Selain Adaro yang memegang kepemilikan 34 persen, saham BPI juga dimiliki oleh dua perusahaan Jepang yaitu J-Power 34 persen, dan Itochu 32 persen. “BPI ini kan nantinya akan pinjam uang dari JBIC, nah JBIC mengatakan kamu kalau dipinjami uang ada syaratnya. Salah satunya lahan harus ada. Kalau lahan lengkap, dia bisa verifikasi, lalu bisa financial close untuk segera di tandatangani,” kata Effendi.
Menurut pria yang juga menjabat sebagai Presiden Direktur BPI tersebut, konsorsium membutuhkan waktu 48 bulan untuk menyelesaikan pembangunan unit 1 dari pembangkit berkapasitas total 2 x 1.000 megawatt tersebut. “Karena mundur pelaksanaannya, kami harus memanggil sub kontraktor yang kemarin sudah ditunjuk sekitar 3 bulan di awal lah persiapannya. Jadi total selesai dalam 51 bulan. Kemudian unit 2 dibangun enam bulan kemudian, jadi total 57 bulan,” jelasnya.
Terkait harga jual beli listrik, BPI dan PLN telah sepakat untuk menggunakan angka US$ 5,71 sen per kilowatt hour (kWh).

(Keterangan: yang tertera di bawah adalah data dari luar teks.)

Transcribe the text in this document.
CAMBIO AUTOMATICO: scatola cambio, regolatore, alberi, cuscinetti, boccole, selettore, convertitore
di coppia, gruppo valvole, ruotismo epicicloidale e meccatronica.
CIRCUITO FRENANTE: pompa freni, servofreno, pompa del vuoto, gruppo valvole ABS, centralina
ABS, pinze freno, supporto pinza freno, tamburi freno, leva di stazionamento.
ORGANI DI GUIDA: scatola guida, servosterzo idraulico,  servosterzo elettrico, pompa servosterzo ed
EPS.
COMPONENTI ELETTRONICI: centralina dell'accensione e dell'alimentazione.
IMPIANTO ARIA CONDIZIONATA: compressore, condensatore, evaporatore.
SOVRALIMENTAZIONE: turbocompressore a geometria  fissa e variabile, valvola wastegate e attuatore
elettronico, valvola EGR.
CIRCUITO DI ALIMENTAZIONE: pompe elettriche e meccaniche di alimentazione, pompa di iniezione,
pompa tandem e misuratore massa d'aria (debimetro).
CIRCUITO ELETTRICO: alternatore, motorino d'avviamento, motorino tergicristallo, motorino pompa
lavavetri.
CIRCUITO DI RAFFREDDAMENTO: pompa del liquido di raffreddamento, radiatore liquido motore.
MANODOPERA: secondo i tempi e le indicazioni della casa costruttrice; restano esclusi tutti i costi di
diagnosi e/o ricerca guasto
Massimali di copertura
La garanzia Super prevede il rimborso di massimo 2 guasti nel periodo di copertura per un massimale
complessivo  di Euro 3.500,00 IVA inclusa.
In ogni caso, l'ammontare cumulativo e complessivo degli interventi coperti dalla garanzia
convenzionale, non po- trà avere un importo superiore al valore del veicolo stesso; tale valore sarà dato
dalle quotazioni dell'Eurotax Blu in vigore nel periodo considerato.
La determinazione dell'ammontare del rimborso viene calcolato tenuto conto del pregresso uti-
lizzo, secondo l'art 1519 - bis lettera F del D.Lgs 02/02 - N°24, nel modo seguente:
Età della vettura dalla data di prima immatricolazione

“Harga jual sudah dipatok, kami sama PLN sepakat setelah jadi BPI akan jual dengan harga segitu, meskipun molor harganya tetap itu. Kalau harga sudah tidak cocok dengan biaya saat ini, mungkin tidak perlu revisi harga tapi di panjangin saja kontraknya. Tidak 25 tahun, tetapi 30 tahun misalnya. Jadi biaya yang dikeluarkan investasi bisa ditarik kembali dengan beroperasi selama itu,” katanya.